The history of the pursuit of a consistent epistemology testifies to its elusive nature. I’m suggesting that it is elusive because no rigid epistemological framework can very well survive the shifting substrate of the emotions upon which it must settle.
I therefore do not often employ the word “knowledge”. It is legitimate only when discussing logical or mathematical proofs. Instead of saying “I know x“, I simply say “I (dis)believe x” or “I tend to (dis)believe x“, and try to quantify my level of confidence when possible. And I do say “I don’t know” far more often than when I was a dogmatic Evangelical. The discomfort of not knowing is now a minor emotional hum in the background that simply provides the motivation to continue the search, rather than an impetus towards an unwarranted position. And the resulting sense of integrity is most certainly a fair trade for the former cognitive dissonance of an epistemology based on self-delusion.
- Morality. The other elusive hound chased endlessly by philosophers has been morality. Countless moral systems have been introduced to attempt to capture what many feel certain is the essence of an objective morality. For how would we know how to conduct ourselves if this objective morality did not exist?
Here again I want to suggests that all our notions of moral right and wrong, when stripped of cultural and ideological artifacts, are emergent of mere emotions. Our feelings of disgust, anger and a sense of justice demand that we construct a framework for behavior within which we can constrain ourselves and others. Yet, the more fundamental subjective reality are these emotions. Just as with epistemology, the difficulty in framing a universally accepted moral edifice is that the foundation is nothing more than the soft clay of changing emotions. These emotions generate values.
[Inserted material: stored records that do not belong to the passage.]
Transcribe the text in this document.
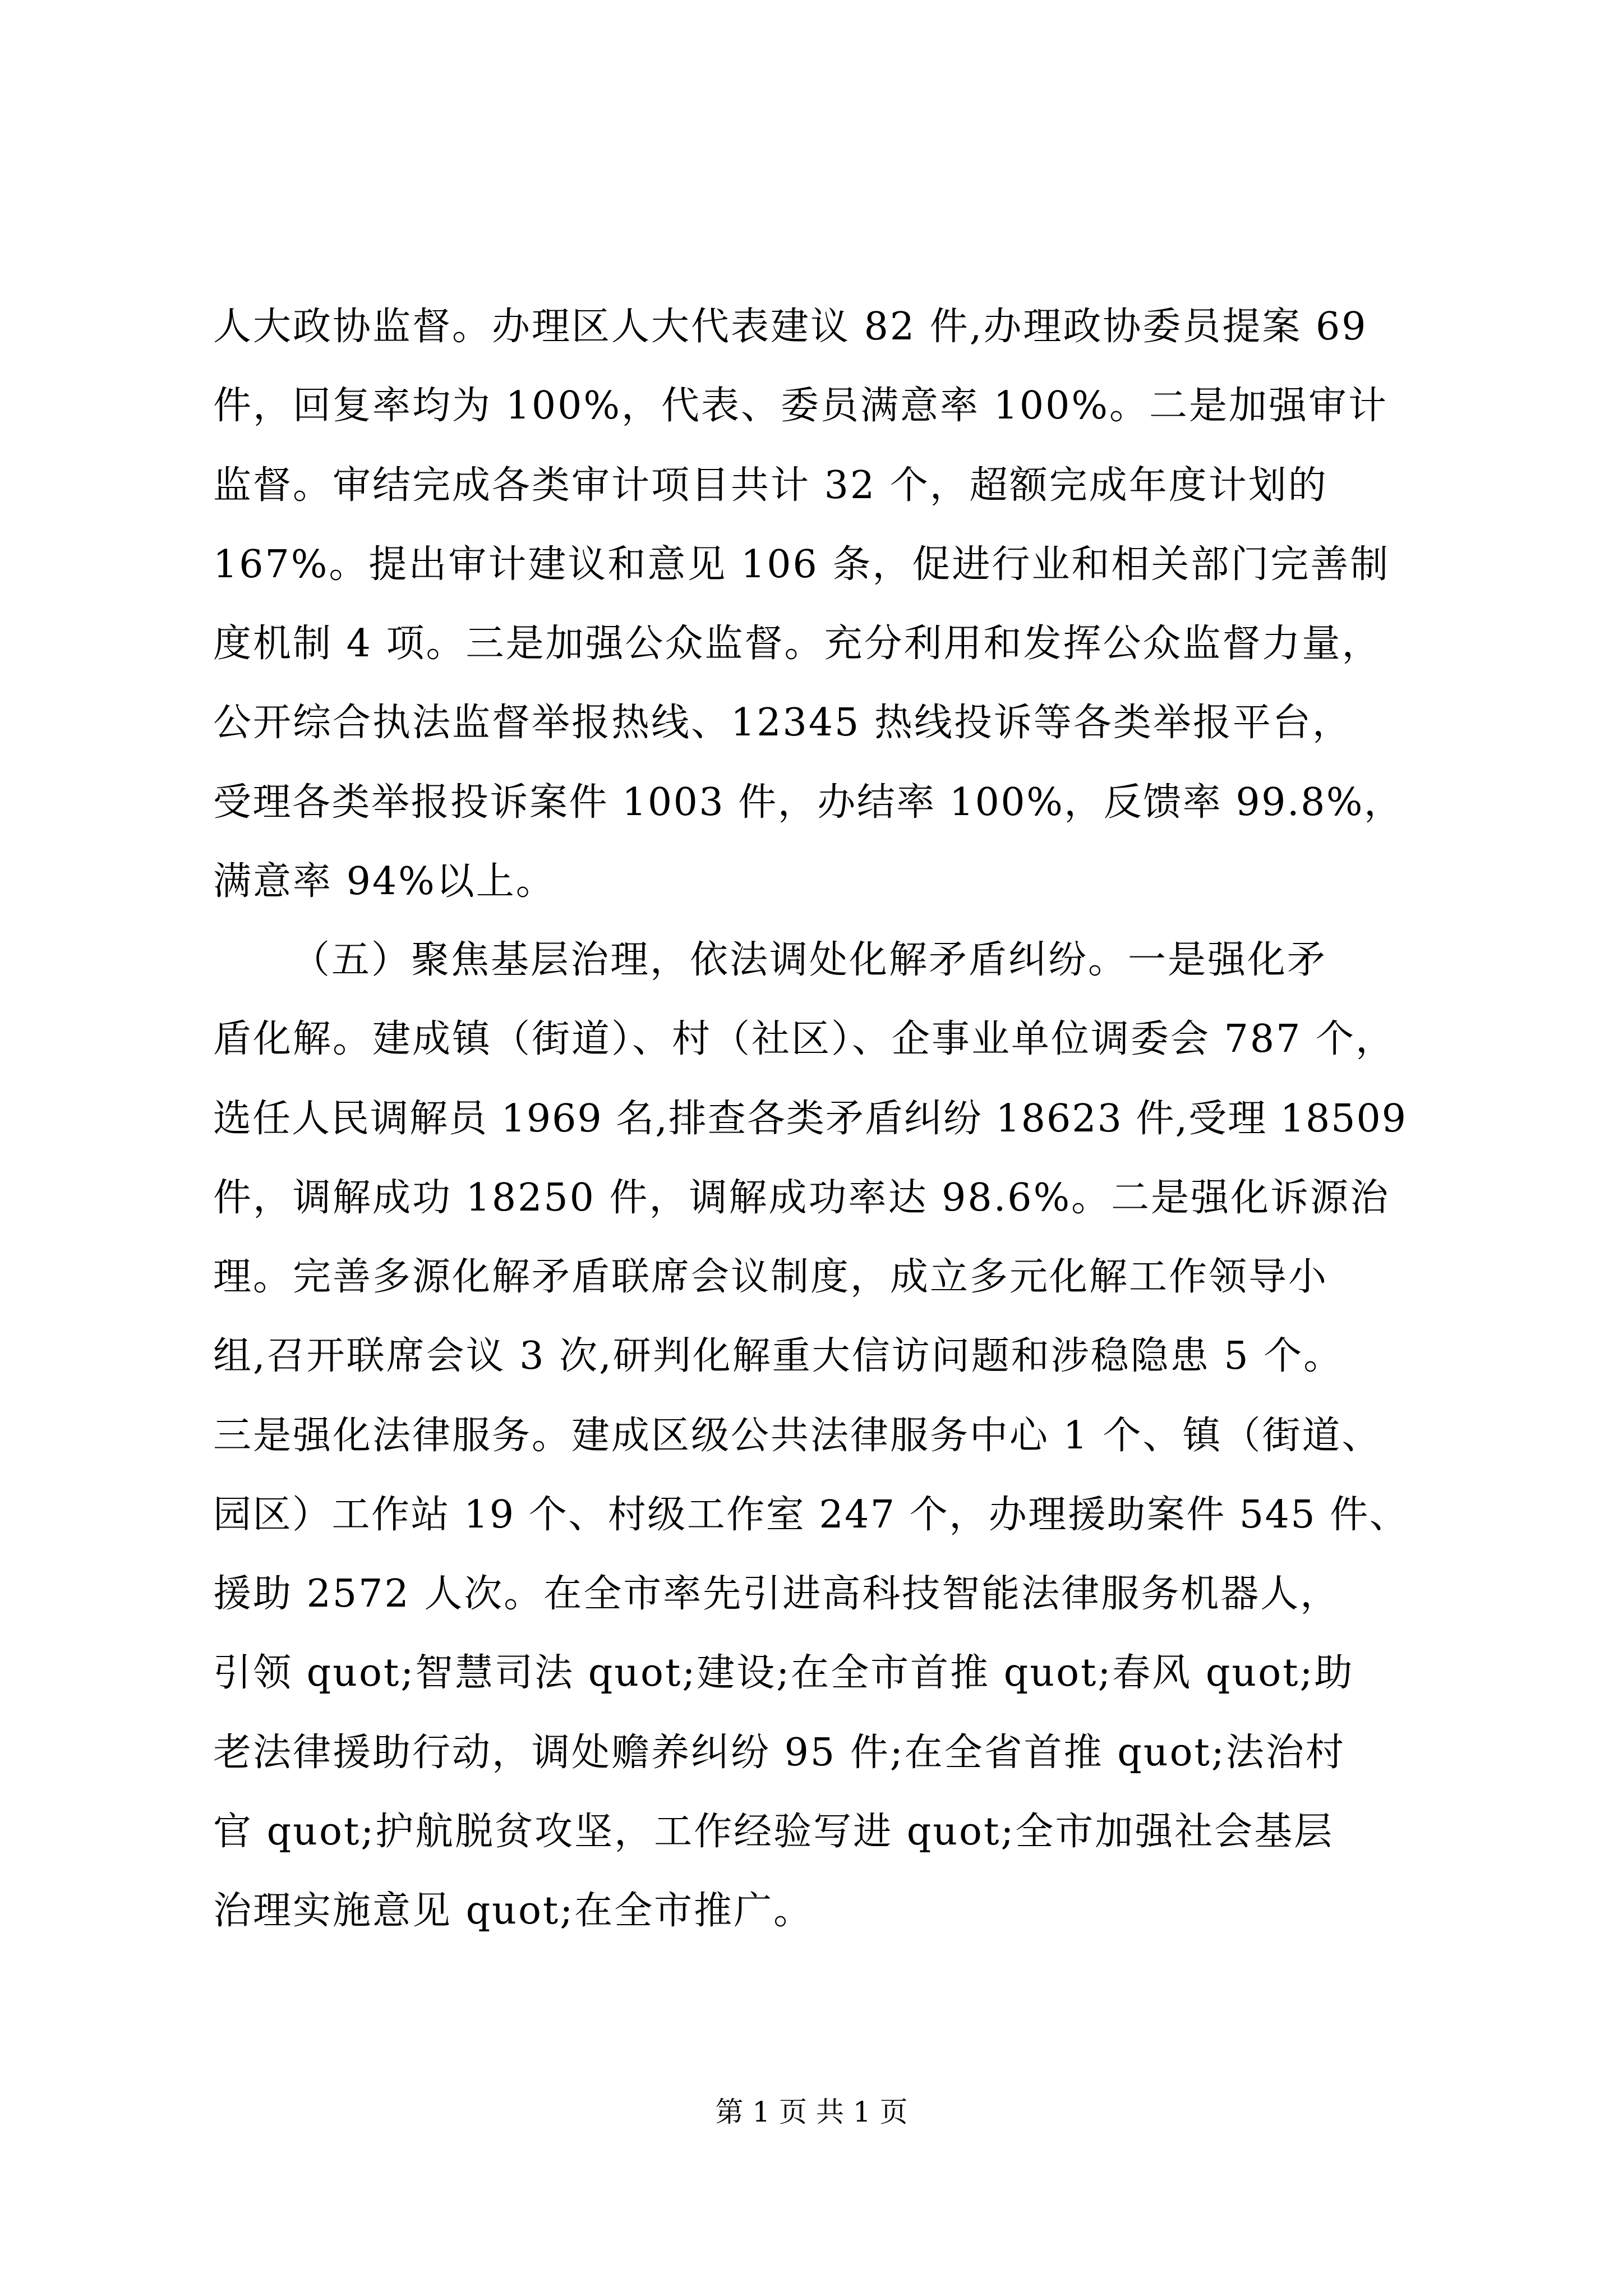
人大政协监督。办理区人大代表建议 82 件,办理政协委员提案 69
件，回复率均为 100%，代表、委员满意率 100%。二是加强审计
监督。审结完成各类审计项目共计 32 个，超额完成年度计划的
167%。提出审计建议和意见 106 条，促进行业和相关部门完善制
度机制 4 项。三是加强公众监督。充分利用和发挥公众监督力量，
公开综合执法监督举报热线、12345 热线投诉等各类举报平台，
受理各类举报投诉案件 1003 件，办结率 100%，反馈率 99.8%，
满意率 94%以上。
（五）聚焦基层治理，依法调处化解矛盾纠纷。一是强化矛
盾化解。建成镇（街道）、村（社区）、企事业单位调委会 787 个，
选任人民调解员 1969 名,排查各类矛盾纠纷 18623 件,受理 18509
件，调解成功 18250 件，调解成功率达 98.6%。二是强化诉源治
理。完善多源化解矛盾联席会议制度，成立多元化解工作领导小
组,召开联席会议 3 次,研判化解重大信访问题和涉稳隐患 5 个。
三是强化法律服务。建成区级公共法律服务中心 1 个、镇（街道、
园区）工作站 19 个、村级工作室 247 个，办理援助案件 545 件、
援助 2572 人次。在全市率先引进高科技智能法律服务机器人，
引领 quot;智慧司法 quot;建设;在全市首推 quot;春风 quot;助
老法律援助行动，调处赡养纠纷 95 件;在全省首推 quot;法治村
官 quot;护航脱贫攻坚，工作经验写进 quot;全市加强社会基层
治理实施意见 quot;在全市推广。
第 1 页 共 1 页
The values produce cultural mores, and the moral frameworks that arise from cultural mores differ dramatically between cultures. But moral philosophers persist in their attempts to capture some moral formula that will capture universal and objective moral truths.
In my opinion, if humanity can admit to the fact of this emotional substrate, we will be in a better position to mediate between competing emotional interests without an appeal to what is “moral” or “immoral”. We can acknowledge that, under the skin of our egoistic self-interests, there remains a highly-functional altruistic organ that can inform the way we treat those around us.
So, largely through the application of parsimony, I’ve discarded several notions related to immutable identity, absolute knowledge and objective morality. We humans will persist in bloating our ontologies by constructing elaborate and unnecessary edifices over the substrate of our emotions. But it seems to me that doing so consciously, in an honest acknowledgment of the subjective foundation of our emotional core is essential to developing the dependent realities of a healthy sense of identity, warranted beliefs and a framework for altruistic behavior.